Telepresence and Video Conferencing, Growing?

David Byrd : Raven Call
David Byrd
David Byrd is the Founder and Chief Creative Officer for Raven Guru Marketing. Previously, he was the CMO and EVP of Sales for CloudRoute. Prior to CloudRoute, He was CMO at ANPI, CMO & EVP of Sales at Broadvox, VP of channels and Alliances for Telcordia and Director of eBusiness development with i2 Technologies.He has also held executive positions with Planet Hollywood Online, Hewlett-Packard, Tandem Computers, Sprint and Ericsson.
| Raven Guru Marketing http://www.ravenguru.com/

Telepresence and Video Conferencing, Growing?

When Cisco Systems purchased Tandberg, it signaled the beginning of a converged solution for video. One that combined video, voice and IP technologies into something that continued to move towards the promise of true video collaboration. Normally, this blog addresses the growth of Skype and Google’s Hangout. These are video applications that deliver good value to small businesses. However, larger companies are continuing to acquire equipment, albeit at a lower rate in 2012 than 2011. According to IDC, the worldwide enterprise videoconferencing and telepresence equipment market declined 8.6% year over year in fourth quarter of 2012. The full year total for 2011 was $2.71 billion versus $2.64 billion in 2012. The decline was attributed to global macroeconomics rather than businesses souring on the need for video solutions. In fact, good growth was seen in room based video conferencing (4.1%) and personal videoconferencing (5.0%). The segment demonstrating a continued decline was the high-end or multi-codec immersive telepresence segment, which declined 32.8%.


The leaders in the space continue to be Cisco (44.8%) and Polycom (23%) with Huawei showing strong growth in sales in the Asia and Latin America. Over the last two years Cisco has seen its market share rise while Polycom has seen a decline from its high of 35%.

The value proposition of video conferencing remains. Reduce travel and cut down cost of airfare, lodging and lost productivity. Improve communication and collaboration between organizations and geographically disperse employees. Environmentally, a recent study on human-to-human communication noted that driving an hour to participate in meeting uses the equivalent power consumption of 1000 video conferencing hours. Finally, live, video meetings provide participants much more visual information where facial expressions and body language can be used to better interpret meeting communications.

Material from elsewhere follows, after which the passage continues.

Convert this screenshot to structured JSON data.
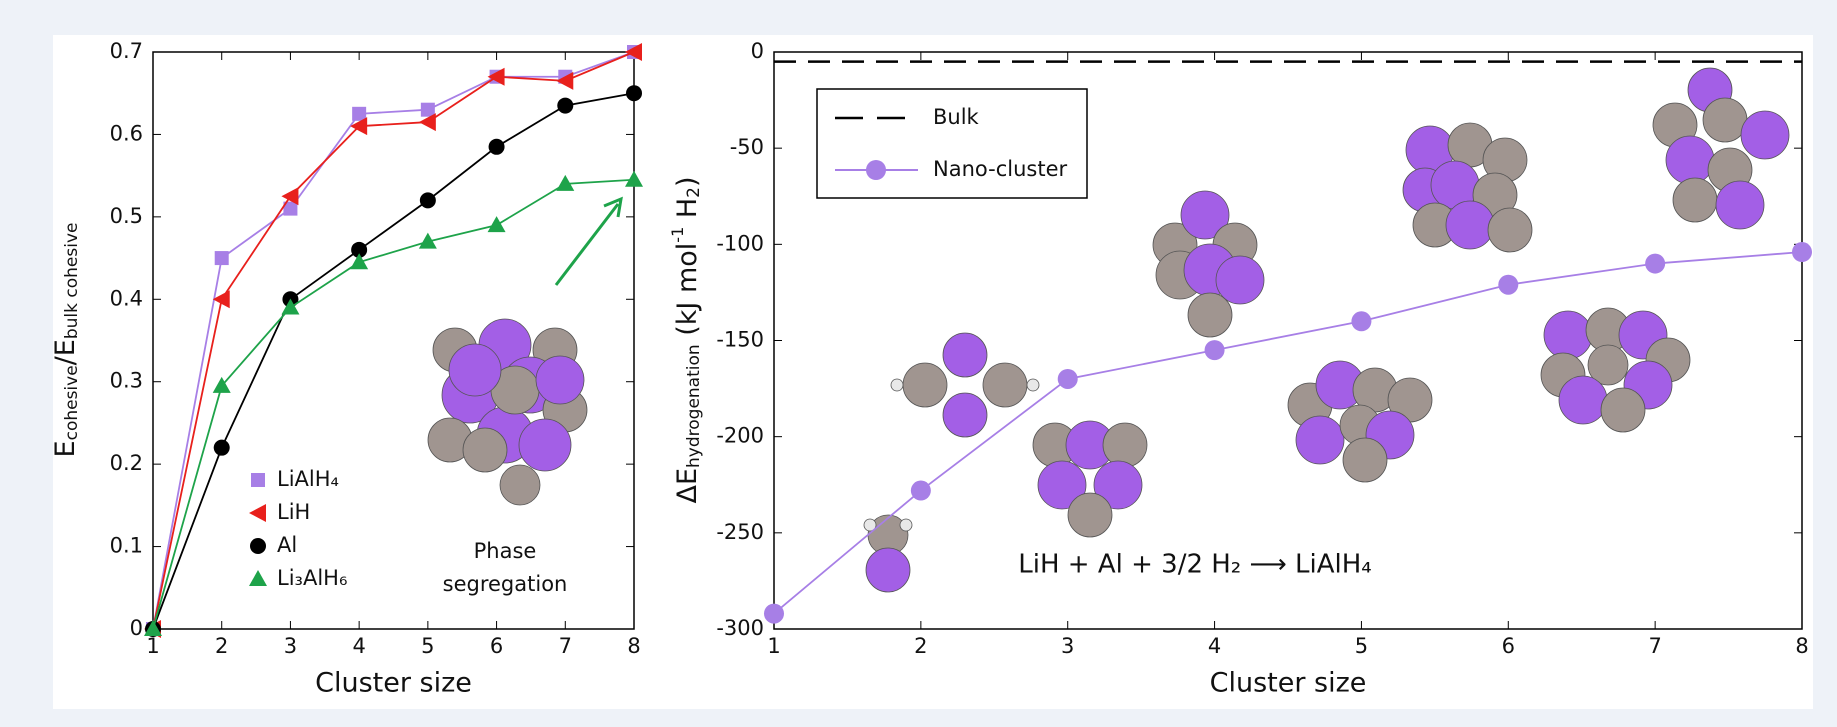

Video conferencing and telepresence provide other benefits as well and it is the collection of these that will keep video from faltering as it did in the 1990s. Enterprises will continue to expand their implementation of SIP Trunks and IP infrastructures to support telepresence and create special rooms. SMBs will continue to look to application service providers and carriers to build the necessary facilities and tools to support low-end video solutions. As these infrastructures are completed and cost begins to drop, demand will grow. May 2013 be better than 2012.